What sheen is it, low luster?


----------



## Gymschu (Dec 12, 2010)

Gotta agree with Jmays. Any sheen on a ceiling is difficult to pull off. Cashmere is notoriously shinier than the sheen it advertises. Low-lustre is actually more like a Satin and Pearl is more like a Semi-gloss. For ceilings I stick with something simple like Promar 400 flat from SW.


----------



## ToolSeeker (Sep 19, 2012)

I agree to shiny for me but hey if it's what they want go for it. Just explain that the shinier the sheen the more every little imperfection will stand out.


----------



## Joshie (Apr 1, 2014)

Jmayspaint said:


> It's difficult for an experienced painter to roll out a good looking ceiling with a sheen. It's possible, and I think it looks nice if its done well, but difficult if there is much critical light at all.
> 
> What sheen is it, low luster?


It will be flat. Looks like Cashmere comes in a flat. So ceilings are typically flat. Will this be fine?


----------



## Jmayspaint (May 4, 2013)

Joshie said:


> It will be flat. Looks like Cashmere comes in a flat. So ceilings are typically flat. Will this be fine?


Yeah, it'll be fine. Probably not going to be as dead flat as a ceiling paint, but your making it easier painting walls as ceiling the same.


----------



## Joshie (Apr 1, 2014)

Gymschu said:


> Gotta agree with Jmays. Any sheen on a ceiling is difficult to pull off. Cashmere is notoriously shinier than the sheen it advertises. Low-lustre is actually more like a Satin and Pearl is more like a Semi-gloss. For ceilings I stick with something simple like Promar 400 flat from SW.

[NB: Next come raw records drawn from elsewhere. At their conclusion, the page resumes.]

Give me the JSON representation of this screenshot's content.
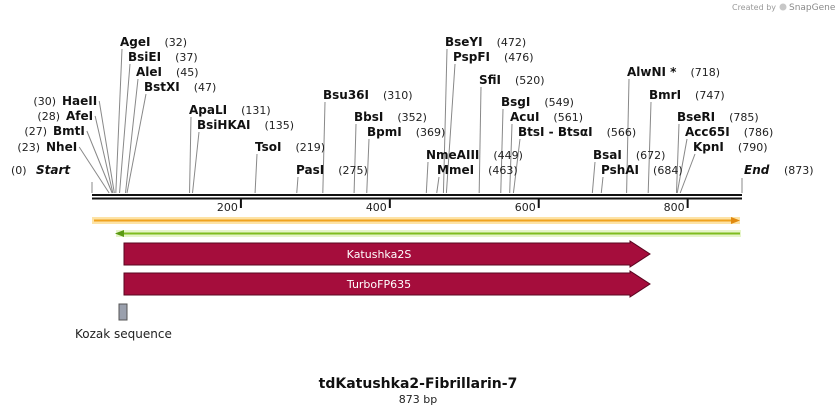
{
  "credit": {
    "prefix": "Created by",
    "brand": "SnapGene"
  },
  "sequence": {
    "length": 873
  },
  "ruler": {
    "ticks": [
      200,
      400,
      600,
      800
    ]
  },
  "end_labels": {
    "start": {
      "name": "Start",
      "pos": "(0)",
      "site": 0
    },
    "end": {
      "name": "End",
      "pos": "(873)",
      "site": 873
    }
  },
  "sites": [
    {
      "name": "NheI",
      "pos": "(23)",
      "site": 23
    },
    {
      "name": "BmtI",
      "pos": "(27)",
      "site": 27
    },
    {
      "name": "AfeI",
      "pos": "(28)",
      "site": 28
    },
    {
      "name": "HaeII",
      "pos": "(30)",
      "site": 30
    },
    {
      "name": "AgeI",
      "pos": "(32)",
      "site": 32
    },
    {
      "name": "BsiEI",
      "pos": "(37)",
      "site": 37
    },
    {
      "name": "AleI",
      "pos": "(45)",
      "site": 45
    },
    {
      "name": "BstXI",
      "pos": "(47)",
      "site": 47
    },
    {
      "name": "ApaLI",
      "pos": "(131)",
      "site": 131
    },
    {
      "name": "BsiHKAI",
      "pos": "(135)",
      "site": 135
    },
    {
      "name": "TsoI",
      "pos": "(219)",
      "site": 219
    },
    {
      "name": "PasI",
      "pos": "(275)",
      "site": 275
    },
    {
      "name": "Bsu36I",
      "pos": "(310)",
      "site": 310
    },
    {
      "name": "BbsI",
      "pos": "(352)",
      "site": 352
    },
    {
      "name": "BpmI",
      "pos": "(369)",
      "site": 369
    },
    {
      "name": "NmeAIII",
      "pos": "(449)",
      "site": 449
    },
    {
      "name": "MmeI",
      "pos": "(463)",
      "site": 463
    },
    {
      "name": "BseYI",
      "pos": "(472)",
      "site": 472
    },
    {
      "name": "PspFI",
      "pos": "(476)",
      "site": 476
    },
    {
      "name": "SfiI",
      "pos": "(520)",
      "site": 520
    },
    {
      "name": "BsgI",
      "pos": "(549)",
      "site": 549
    },
    {
      "name": "AcuI",
      "pos": "(561)",
      "site": 561
    },
    {
      "name": "BtsI - BtsαI",
      "pos": "(566)",
      "site": 566
    },
    {
      "name": "BsaI",
      "pos": "(672)",
      "site": 672
    },
    {
      "name": "PshAI",
      "pos": "(684)",
      "site": 684
    },
    {
      "name": "AlwNI *",
      "pos": "(718)",
      "site": 718
    },
    {
      "name": "BmrI",
      "pos": "(747)",
      "site": 747
    },
    {
      "name": "BseRI",
      "pos": "(785)",
      "site": 785
    },
    {
      "name": "Acc65I",
      "pos": "(786)",
      "site": 786
    },
    {
      "name": "KpnI",
      "pos": "(790)",
      "site": 790
    }
  ],
  "features": [
    {
      "name": "Katushka2S",
      "color": "#a50d3c"
    },
    {
      "name": "TurboFP635",
      "color": "#a50d3c"
    }
  ],
  "kozak": {
    "label": "Kozak sequence",
    "color": "#9aa0ad"
  },
  "title": {
    "name": "tdKatushka2-Fibrillarin-7",
    "subtitle": "873 bp"
  },
  "colors": {
    "forward_strand": "#f0a21d",
    "reverse_strand": "#7ebc1f",
    "backbone": "#111111"
  }
}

Okay ProMar 400. Now I've heard of 200...and heard that was a better paint. Is there something about ProMar 400 that makes it a better ceiling paint?

Thanks for the reply!


----------



## Gymschu (Dec 12, 2010)

Promar 400 is usually not up to par with PM 200, but, for some reason the 400 flat is DEAD flat and covers ceilings nicely. The price is nice too.


----------



## Joshie (Apr 1, 2014)

Gymschu said:


> Promar 400 is usually not up to par with PM 200, but, for some reason the 400 flat is DEAD flat and covers ceilings nicely. The price is nice too.


Hmmm okay. Thanks for the help you guys. I appreciate it.


----------



## Matthewt1970 (Sep 16, 2008)

Joshie said:


> It will be flat. Looks like Cashmere comes in a flat. So ceilings are typically flat. Will this be fine?


We are almost done doing a house with 8 different colors all in Cashmere Flat. It is not the flattest of the flat paints.


----------



## chrisn (Dec 23, 2007)

Matthewt1970 said:


> We are almost done doing a house with 8 different colors all in Cashmere Flat. It is not the flattest of the flat paints.


 
true, but it is at least pretty nice to work with( not that I do all that much since switching to PPG)


----------